PORTLAND — The arrival and assimilation of immigrants was praised for moral and economic reasons in two public forums last week.
“We need to diversify, not for any color reasons. Maine faces a demographic crisis,” economist Charles Lawton said Jan. 14 at the First Parish Church on Congress Street.
Lawton was speaking a day after former Maine Attorney General James Tierney opened a series of community discussions sponsored by the World Affairs Council of Maine.
“We are so old that we have got to attract people to come to Maine from someplace else. I don’t care what color they are, I just want them to come here,” Tierney said, according to the Bangor Daily News.
Eva Millona, a former Albanian judge and executive director of the Massachusetts Immigrant and Refugee Advocacy Coalition, joined Tierney in the event at the University of Southern Maine.
Lawton was joined by Mayor Michael Brennan, Portland Regional Chamber of Commerce President and CEO Chris Hall, former School Board member Tae Chong, and Immigration Legal Advocacy Project Executive Director Sue Roche in a 75-minute round-table discussion moderated by Ralph Carmona.
Chong, who is also a business adviser with Coastal Enterprise, cited the contributions immigrants have made to the economy in California as entrepreneurs, especially in high-tech industries.
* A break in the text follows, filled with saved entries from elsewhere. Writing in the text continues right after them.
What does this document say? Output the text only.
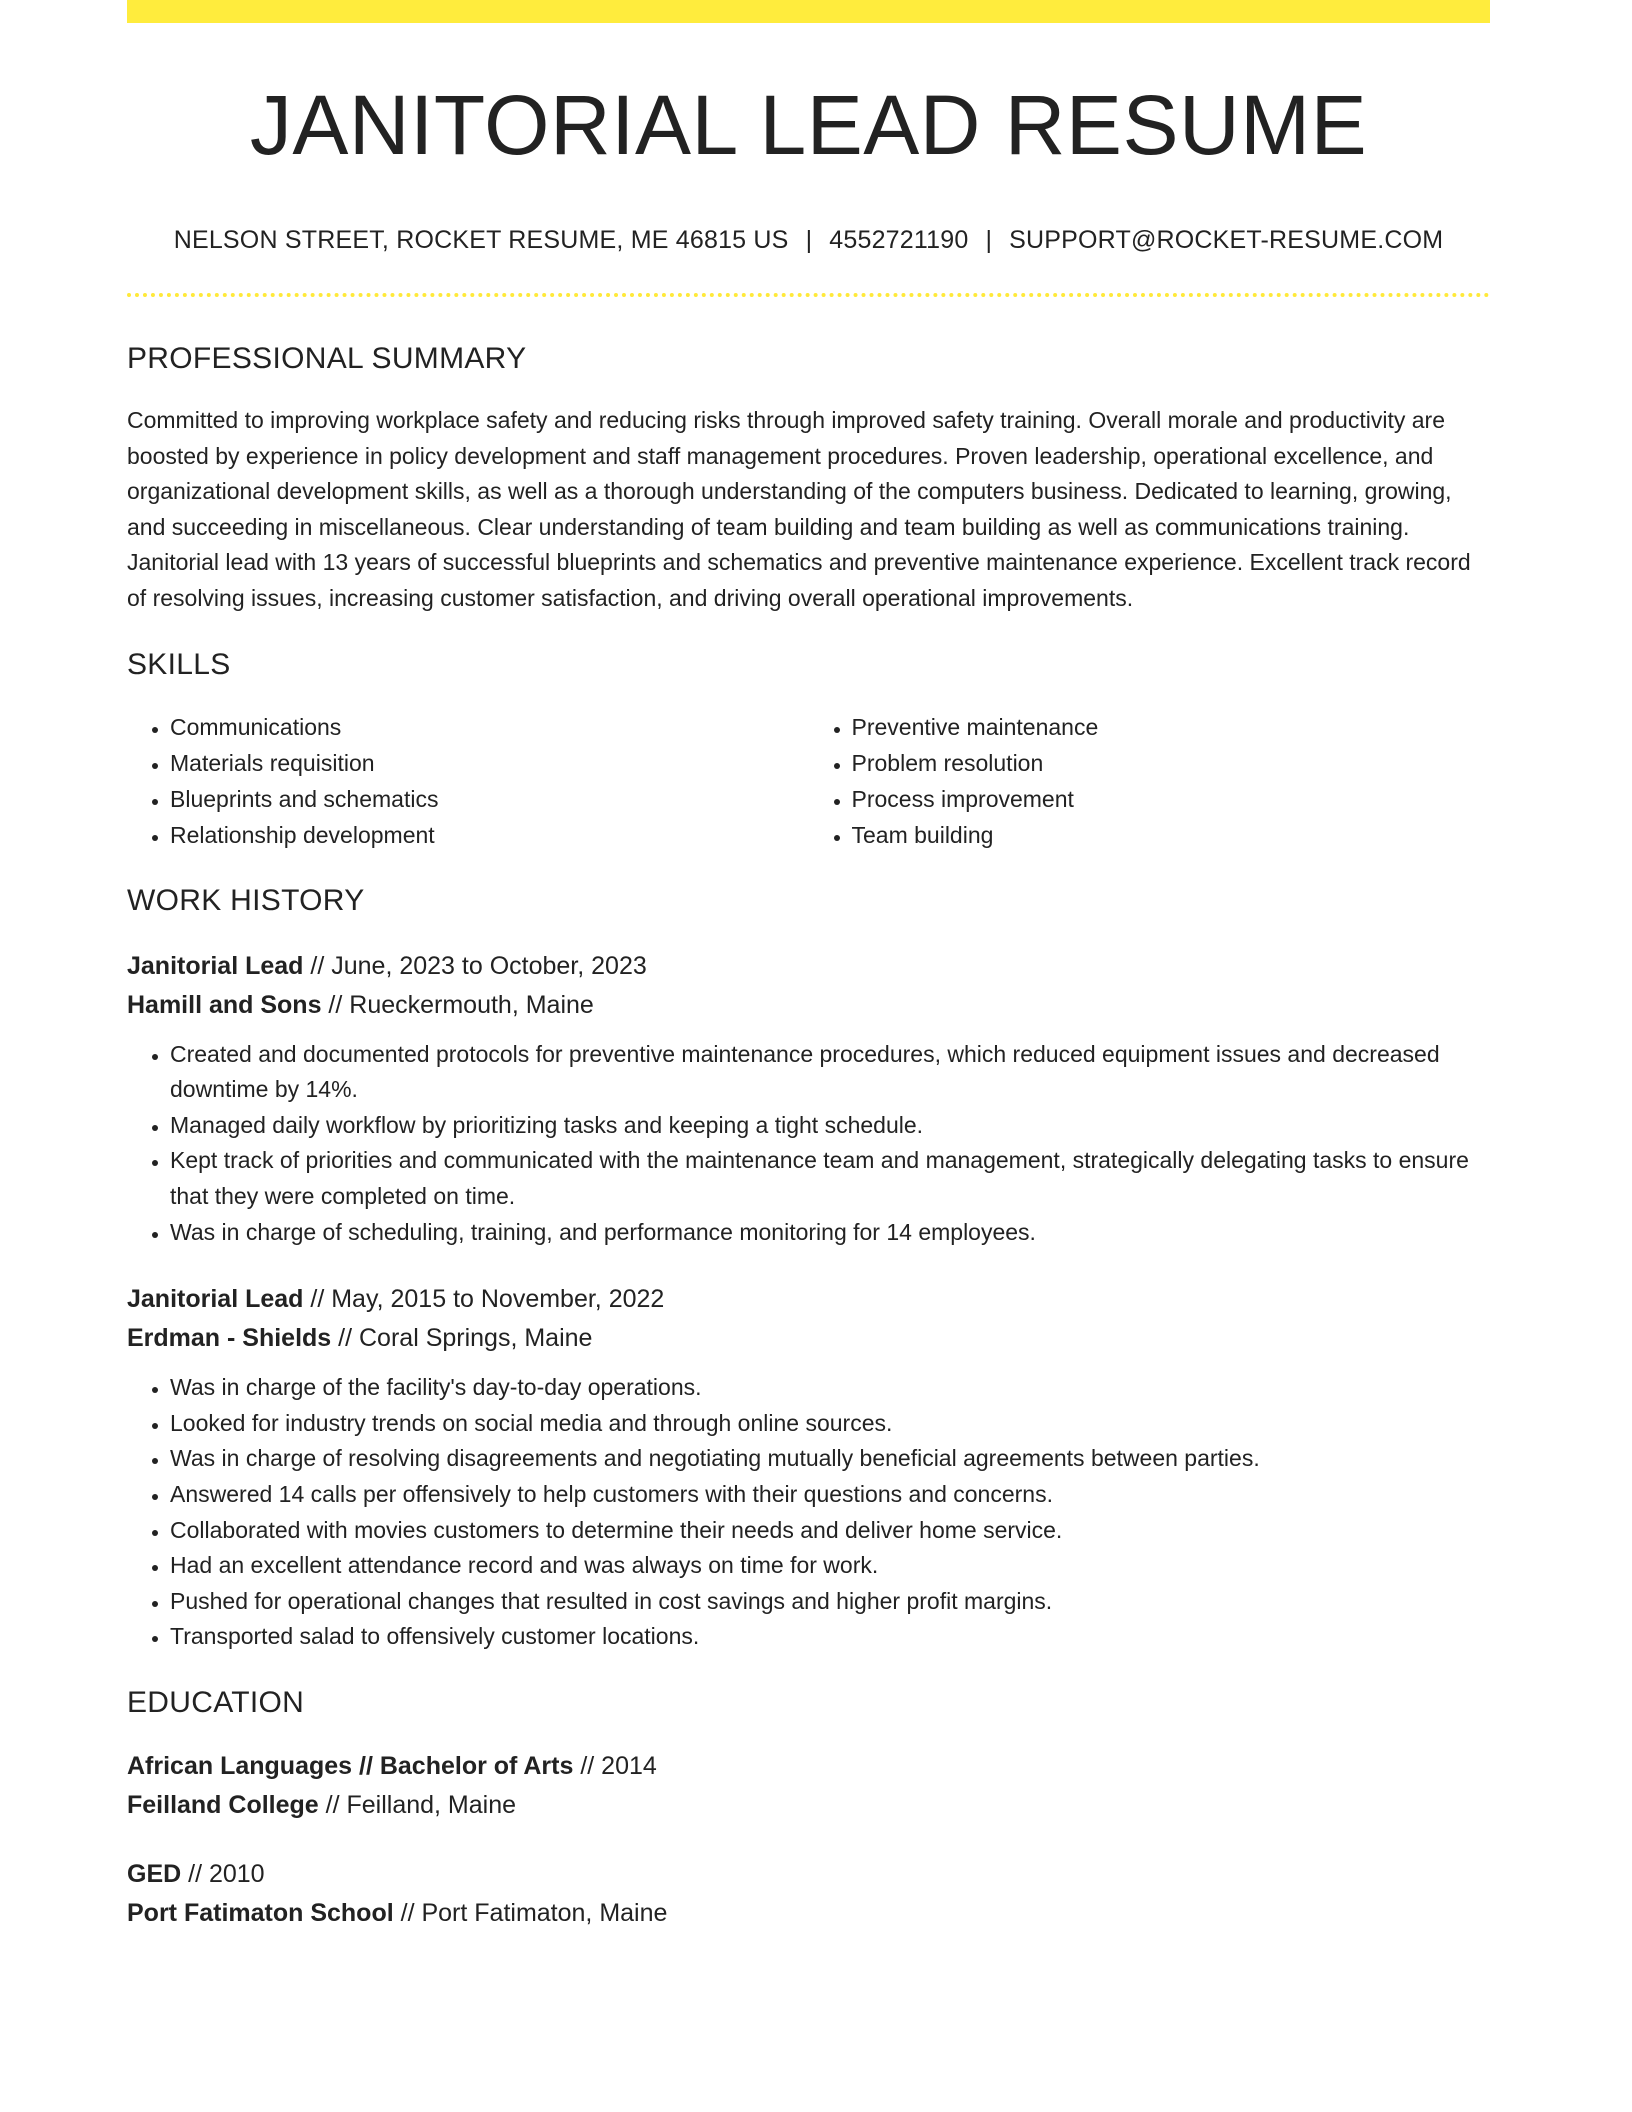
JANITORIAL LEAD RESUME
NELSON STREET, ROCKET RESUME, ME 46815 US | 4552721190 | SUPPORT@ROCKET-RESUME.COM
PROFESSIONAL SUMMARY

Committed to improving workplace safety and reducing risks through improved safety training. Overall morale and productivity are boosted by experience in policy development and staff management procedures. Proven leadership, operational excellence, and organizational development skills, as well as a thorough understanding of the computers business. Dedicated to learning, growing, and succeeding in miscellaneous. Clear understanding of team building and team building as well as communications training. Janitorial lead with 13 years of successful blueprints and schematics and preventive maintenance experience. Excellent track record of resolving issues, increasing customer satisfaction, and driving overall operational improvements.

SKILLS
• Communications
• Materials requisition
• Blueprints and schematics
• Relationship development
• Preventive maintenance
• Problem resolution
• Process improvement
• Team building
WORK HISTORY
Janitorial Lead // June, 2023 to October, 2023
Hamill and Sons // Rueckermouth, Maine
• Created and documented protocols for preventive maintenance procedures, which reduced equipment issues and decreased downtime by 14%.
• Managed daily workflow by prioritizing tasks and keeping a tight schedule.
• Kept track of priorities and communicated with the maintenance team and management, strategically delegating tasks to ensure that they were completed on time.
• Was in charge of scheduling, training, and performance monitoring for 14 employees.
Janitorial Lead // May, 2015 to November, 2022
Erdman - Shields // Coral Springs, Maine
• Was in charge of the facility's day-to-day operations.
• Looked for industry trends on social media and through online sources.
• Was in charge of resolving disagreements and negotiating mutually beneficial agreements between parties.
• Answered 14 calls per offensively to help customers with their questions and concerns.
• Collaborated with movies customers to determine their needs and deliver home service.
• Had an excellent attendance record and was always on time for work.
• Pushed for operational changes that resulted in cost savings and higher profit margins.
• Transported salad to offensively customer locations.
EDUCATION
African Languages // Bachelor of Arts // 2014
Feilland College // Feilland, Maine
GED // 2010
Port Fatimaton School // Port Fatimaton, Maine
“I’d like to have California’s weather, but also their economy,” he said. “Some incredibly skilled young new Americans coming. I’d rather have more of them.”
While Lawton projected as many as 30,000 young Mainers may leave while thousands over the age of 64 remain, Chong noted 50 percent of immigrants arriving in the last five years have college degrees, compared to 32 percent of older Mainers.
“What we are talking about here tonight is not political,” he said. “It is a question about community consensus and choice, and how we want to control our future.”
Linking the immigrants to jobs they are best suited to has been a challenge because of language and cultural barriers and must be addressed, said Alain Nahimana, Maine People’s Alliance Immigrant Rights and Racial Justice organizer, during a public comment session.
Roche and Brennan also spoke on the difficulties of navigating immigration law. Roche said cases pending in the U.S. Immigration Court in Boston are now scheduled through 2020.
Asylum seekers are unable to get work permits for at least 150 days and limited to General Assistance vouchers for housing, food and personal care items. Brennan said the city will continue to fight a Maine Department of Health and Human Services order that denies reimbursements for aid given to undocumented immigrants, including asylum seekers.
Brennan was asked if the city has reached a “tipping point” in terms of accepting and assisting immigrants, whether they are legal refugees or asylum seekers seeking to escape repression.
“The short answer is, I don’t know what the tipping point is,” he said. “We have a moral responsibility to provide a safe haven, and that is above and beyond having a work force.”